# Round 10 dated june 12th



## dreamsanj (Apr 28, 2015)

HI Freinds.

well round 10 came out some days ago. the last invite went to 482 points and a total of 1501 application were invited. 

Did any one on forum got the invite in last completed round


----------



## TrimVill (Aug 10, 2012)

We got invited in this round. Now working through the forms.


----------



## dreamsanj (Apr 28, 2015)

TrimVill said:


> We got invited in this round. Now working through the forms.


Congrats TrimVill,

Can you guide the forum members on how many points you got? did you employ an agent?
Also if you get job offer, can you guide us your what methods you employed.


----------



## WestCoastCanadianGirl (Mar 17, 2012)

dreamsanj said:


> Congrats TrimVill,
> 
> Can you guide the forum members on how many points you got? did you employ an agent?
> Also if you get job offer, can you guide us your what methods you employed.


An agent won't help you to get an ITA... they'll charge you a huge amount of money to do things that you could do yourself and _no immigration agent can guarantee that your application will be successful, nor can they guarantee that they can get you a job._ If an agent promises you this, _walk away_! 

You need to get your education credentials evaluated (which you can do yourself by contacting WES), you need an IELTS test result (which you must do yourself... it _must be_ IELTS - the Pearson PTE exam is not acceptable), police clearance certificates (which you can get yourself), and job reference letters (also something that you get yourself)... there is nothing that the agent does that you can't do yourself.

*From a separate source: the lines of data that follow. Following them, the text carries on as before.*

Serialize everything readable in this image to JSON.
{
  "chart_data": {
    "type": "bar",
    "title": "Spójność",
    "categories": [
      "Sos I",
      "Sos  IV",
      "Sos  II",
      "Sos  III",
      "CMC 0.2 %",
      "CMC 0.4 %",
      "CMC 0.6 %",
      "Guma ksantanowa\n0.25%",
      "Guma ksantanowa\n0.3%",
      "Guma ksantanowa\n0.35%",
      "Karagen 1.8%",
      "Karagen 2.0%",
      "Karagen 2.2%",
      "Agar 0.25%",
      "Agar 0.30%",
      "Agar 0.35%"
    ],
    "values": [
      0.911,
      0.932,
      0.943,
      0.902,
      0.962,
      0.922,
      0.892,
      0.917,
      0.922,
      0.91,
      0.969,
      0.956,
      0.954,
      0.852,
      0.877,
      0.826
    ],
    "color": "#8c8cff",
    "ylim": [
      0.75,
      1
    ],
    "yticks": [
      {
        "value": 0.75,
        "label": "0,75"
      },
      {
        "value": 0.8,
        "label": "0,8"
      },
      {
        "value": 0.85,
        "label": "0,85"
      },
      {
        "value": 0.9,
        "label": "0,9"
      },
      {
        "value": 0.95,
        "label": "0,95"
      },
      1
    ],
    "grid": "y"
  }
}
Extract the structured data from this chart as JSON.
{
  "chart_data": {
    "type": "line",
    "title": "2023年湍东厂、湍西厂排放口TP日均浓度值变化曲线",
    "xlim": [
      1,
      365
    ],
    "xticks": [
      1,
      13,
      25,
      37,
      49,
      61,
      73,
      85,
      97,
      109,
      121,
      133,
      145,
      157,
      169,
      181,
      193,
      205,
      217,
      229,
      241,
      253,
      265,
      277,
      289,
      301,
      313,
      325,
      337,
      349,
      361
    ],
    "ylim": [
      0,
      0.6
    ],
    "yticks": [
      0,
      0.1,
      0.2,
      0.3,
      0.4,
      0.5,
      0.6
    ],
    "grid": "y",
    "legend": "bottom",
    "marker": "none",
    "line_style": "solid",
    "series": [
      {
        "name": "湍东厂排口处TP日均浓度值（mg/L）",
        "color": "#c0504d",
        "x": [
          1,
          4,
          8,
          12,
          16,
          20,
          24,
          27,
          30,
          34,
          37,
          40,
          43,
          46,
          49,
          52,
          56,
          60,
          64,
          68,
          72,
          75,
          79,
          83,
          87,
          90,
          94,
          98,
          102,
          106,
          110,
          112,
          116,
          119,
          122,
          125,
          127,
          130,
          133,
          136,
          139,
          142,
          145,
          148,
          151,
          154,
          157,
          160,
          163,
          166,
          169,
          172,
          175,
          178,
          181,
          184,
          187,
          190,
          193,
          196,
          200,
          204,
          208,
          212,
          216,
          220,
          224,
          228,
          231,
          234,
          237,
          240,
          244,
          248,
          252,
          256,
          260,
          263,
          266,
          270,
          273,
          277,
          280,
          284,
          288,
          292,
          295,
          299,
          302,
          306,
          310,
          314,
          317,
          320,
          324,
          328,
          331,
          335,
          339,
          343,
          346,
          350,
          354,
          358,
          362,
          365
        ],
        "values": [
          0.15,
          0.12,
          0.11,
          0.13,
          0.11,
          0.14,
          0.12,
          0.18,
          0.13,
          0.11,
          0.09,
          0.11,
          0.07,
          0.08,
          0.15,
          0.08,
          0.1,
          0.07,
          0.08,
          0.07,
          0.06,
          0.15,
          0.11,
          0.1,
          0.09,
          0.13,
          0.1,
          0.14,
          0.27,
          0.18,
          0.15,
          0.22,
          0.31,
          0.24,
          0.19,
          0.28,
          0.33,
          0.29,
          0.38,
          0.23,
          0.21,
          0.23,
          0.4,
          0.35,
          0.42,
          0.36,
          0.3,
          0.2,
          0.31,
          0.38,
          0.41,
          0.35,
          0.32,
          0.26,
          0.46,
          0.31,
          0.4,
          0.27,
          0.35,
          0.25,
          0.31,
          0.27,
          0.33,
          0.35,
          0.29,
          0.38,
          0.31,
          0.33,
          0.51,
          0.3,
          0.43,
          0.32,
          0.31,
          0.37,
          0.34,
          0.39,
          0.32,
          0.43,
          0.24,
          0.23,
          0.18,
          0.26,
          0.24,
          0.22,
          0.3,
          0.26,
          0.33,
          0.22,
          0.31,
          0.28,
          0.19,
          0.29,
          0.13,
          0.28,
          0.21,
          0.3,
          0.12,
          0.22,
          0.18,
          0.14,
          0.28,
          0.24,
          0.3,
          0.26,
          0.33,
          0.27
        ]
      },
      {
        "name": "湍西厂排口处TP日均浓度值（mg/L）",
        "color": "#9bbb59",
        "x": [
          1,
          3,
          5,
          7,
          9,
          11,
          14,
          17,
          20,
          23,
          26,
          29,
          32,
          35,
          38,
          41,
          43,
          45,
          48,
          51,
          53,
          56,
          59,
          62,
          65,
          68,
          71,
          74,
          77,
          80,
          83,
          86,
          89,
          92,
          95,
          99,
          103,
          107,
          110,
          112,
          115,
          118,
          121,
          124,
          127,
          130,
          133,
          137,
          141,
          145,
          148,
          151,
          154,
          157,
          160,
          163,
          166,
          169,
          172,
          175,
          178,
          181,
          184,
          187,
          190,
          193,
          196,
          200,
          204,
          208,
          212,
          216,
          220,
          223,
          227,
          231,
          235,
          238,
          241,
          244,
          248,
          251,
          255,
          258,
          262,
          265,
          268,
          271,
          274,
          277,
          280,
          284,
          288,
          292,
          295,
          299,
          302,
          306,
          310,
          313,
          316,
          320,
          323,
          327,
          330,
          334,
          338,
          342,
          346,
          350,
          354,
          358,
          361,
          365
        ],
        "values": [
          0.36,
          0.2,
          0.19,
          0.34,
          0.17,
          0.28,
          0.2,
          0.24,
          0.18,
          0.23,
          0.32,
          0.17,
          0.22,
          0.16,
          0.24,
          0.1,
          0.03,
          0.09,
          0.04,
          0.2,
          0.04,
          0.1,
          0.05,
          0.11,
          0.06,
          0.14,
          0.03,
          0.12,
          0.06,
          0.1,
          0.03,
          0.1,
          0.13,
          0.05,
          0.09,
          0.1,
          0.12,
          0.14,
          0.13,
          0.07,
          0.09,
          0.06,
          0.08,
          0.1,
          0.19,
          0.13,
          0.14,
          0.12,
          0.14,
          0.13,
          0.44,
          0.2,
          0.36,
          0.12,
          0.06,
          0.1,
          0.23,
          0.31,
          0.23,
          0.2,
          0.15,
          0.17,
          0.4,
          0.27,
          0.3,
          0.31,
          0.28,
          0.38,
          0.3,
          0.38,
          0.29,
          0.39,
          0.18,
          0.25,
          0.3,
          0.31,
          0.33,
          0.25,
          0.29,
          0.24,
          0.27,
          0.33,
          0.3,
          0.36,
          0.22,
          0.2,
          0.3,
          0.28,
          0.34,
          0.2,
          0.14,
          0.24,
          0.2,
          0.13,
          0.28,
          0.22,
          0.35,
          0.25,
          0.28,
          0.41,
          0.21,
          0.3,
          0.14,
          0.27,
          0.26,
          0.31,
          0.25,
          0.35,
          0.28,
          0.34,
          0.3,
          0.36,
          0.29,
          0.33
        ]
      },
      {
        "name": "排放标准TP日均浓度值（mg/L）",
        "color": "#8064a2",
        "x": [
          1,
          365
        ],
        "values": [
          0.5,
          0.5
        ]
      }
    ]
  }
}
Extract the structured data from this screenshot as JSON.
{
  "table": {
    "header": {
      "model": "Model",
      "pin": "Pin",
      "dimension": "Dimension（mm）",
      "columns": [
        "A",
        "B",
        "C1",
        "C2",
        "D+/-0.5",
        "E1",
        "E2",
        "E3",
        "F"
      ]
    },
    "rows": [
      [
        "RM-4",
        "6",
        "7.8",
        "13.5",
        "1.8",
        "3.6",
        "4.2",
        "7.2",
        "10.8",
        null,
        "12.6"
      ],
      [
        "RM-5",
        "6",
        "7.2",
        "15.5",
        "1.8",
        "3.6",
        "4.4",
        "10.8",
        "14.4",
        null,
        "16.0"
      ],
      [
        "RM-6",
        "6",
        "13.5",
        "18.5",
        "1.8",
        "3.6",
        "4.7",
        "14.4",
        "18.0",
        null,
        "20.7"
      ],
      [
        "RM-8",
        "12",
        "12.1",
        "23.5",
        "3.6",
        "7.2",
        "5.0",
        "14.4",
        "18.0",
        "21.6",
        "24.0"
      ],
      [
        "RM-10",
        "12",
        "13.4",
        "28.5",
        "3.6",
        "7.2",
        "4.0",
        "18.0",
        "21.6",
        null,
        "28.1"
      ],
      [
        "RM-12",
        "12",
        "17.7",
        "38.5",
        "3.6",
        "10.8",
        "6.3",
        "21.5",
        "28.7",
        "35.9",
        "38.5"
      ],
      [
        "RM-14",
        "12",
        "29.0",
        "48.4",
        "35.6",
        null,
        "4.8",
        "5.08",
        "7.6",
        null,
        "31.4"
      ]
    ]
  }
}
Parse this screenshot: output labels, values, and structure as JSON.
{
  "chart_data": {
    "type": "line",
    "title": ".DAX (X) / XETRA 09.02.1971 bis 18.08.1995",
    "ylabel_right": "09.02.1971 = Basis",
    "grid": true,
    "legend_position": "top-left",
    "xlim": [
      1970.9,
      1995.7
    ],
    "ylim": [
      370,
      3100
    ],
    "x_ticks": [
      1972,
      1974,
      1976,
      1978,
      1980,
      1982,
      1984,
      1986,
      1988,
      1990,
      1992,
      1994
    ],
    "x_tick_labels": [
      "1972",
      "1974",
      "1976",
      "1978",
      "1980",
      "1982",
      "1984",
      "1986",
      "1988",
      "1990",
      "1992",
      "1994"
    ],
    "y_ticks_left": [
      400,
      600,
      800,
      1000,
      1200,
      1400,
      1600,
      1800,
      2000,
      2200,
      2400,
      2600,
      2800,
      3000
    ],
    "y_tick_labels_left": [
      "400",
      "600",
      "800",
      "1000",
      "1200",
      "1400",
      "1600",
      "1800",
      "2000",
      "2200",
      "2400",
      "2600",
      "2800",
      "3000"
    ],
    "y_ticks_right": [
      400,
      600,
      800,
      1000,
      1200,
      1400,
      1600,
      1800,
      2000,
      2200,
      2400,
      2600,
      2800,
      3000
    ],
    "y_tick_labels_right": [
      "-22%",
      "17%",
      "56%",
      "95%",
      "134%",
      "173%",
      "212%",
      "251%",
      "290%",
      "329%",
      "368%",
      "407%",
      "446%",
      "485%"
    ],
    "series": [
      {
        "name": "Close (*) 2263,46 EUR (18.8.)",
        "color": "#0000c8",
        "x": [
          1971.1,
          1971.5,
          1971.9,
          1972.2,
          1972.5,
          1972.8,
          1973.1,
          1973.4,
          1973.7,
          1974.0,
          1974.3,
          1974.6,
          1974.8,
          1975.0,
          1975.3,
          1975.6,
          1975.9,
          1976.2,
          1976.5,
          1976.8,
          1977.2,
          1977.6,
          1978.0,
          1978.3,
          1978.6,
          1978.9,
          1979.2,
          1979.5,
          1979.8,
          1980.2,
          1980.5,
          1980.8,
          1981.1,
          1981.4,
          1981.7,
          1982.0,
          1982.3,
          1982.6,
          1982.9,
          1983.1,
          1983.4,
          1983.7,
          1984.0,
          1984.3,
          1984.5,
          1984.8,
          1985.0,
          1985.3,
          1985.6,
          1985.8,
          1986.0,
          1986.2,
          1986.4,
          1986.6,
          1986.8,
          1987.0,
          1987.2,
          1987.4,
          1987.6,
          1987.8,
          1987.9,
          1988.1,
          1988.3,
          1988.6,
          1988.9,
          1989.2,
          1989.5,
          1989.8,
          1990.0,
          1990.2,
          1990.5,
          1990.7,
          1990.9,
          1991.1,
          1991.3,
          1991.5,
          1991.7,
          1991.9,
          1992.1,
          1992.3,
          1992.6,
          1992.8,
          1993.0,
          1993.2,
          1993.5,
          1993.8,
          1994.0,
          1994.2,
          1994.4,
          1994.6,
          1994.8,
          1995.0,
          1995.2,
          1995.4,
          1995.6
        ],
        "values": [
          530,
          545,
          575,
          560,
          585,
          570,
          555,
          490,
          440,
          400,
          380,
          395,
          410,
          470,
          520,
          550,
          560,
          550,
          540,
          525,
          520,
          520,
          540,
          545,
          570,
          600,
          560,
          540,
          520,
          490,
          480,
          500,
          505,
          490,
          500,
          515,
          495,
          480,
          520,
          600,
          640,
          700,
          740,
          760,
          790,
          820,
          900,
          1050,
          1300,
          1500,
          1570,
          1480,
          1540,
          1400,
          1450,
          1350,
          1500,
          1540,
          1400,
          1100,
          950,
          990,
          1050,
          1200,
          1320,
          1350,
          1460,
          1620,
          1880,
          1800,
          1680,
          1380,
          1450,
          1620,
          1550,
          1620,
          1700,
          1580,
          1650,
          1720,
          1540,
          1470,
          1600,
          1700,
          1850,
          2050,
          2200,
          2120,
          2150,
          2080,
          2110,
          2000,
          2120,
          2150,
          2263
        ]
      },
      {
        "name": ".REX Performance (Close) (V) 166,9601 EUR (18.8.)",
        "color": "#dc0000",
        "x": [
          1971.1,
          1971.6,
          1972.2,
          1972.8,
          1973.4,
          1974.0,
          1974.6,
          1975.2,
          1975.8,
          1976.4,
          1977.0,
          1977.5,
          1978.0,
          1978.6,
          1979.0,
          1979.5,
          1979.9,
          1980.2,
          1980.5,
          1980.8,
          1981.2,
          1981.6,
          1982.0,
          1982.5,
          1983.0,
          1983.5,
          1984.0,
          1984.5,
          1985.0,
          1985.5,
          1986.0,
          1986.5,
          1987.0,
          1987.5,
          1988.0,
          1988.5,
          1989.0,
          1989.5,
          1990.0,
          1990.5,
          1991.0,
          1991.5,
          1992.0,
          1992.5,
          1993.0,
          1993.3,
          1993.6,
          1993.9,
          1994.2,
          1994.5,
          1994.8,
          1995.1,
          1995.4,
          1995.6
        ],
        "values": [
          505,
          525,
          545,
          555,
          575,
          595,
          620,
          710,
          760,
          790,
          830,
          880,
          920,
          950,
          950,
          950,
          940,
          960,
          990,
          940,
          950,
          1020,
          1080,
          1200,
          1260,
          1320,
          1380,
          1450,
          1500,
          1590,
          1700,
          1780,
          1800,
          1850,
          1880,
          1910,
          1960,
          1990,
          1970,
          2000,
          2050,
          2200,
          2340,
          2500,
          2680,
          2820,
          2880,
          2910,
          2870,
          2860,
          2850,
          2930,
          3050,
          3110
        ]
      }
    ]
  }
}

If you have any questions about the process, you can ask questions here.

You should keep in mind that just making it past the cut-off point _does *not*_ guarantee that a candidate will receive an ITA.

There are only a set number of ITA assigned to a draw and it is not known beforehand what that number will be. 

When the cut-off score is announced, the CIC will look at the list of successful applicants and _*only the top ranked applicants will receive an invitation*_.

So, if the cut-off score was 451 and there were 850 ITA assigned to the draw and you had a score of 451 and there are 1300 people who have qualified, the 850 applicants with the highest scores will receive the ITA, while the remaining 450 will not receive an ITA and you will be returned to the general pool.

Your application is valid for a year, and at the end of that year, _you *will*_ have to reapply to enter the pool and _you *will not*_ receive an ITA just because you've been in the pool for a year... the CIC is only interested in your ranking score and they don't regard how long you've been in the pool as a reason for issuing you an ITA. 

During the year, you are welcome to improve your academic qualifications and your language scores/learn the other official language to a level of proficiency that will get you points.


----------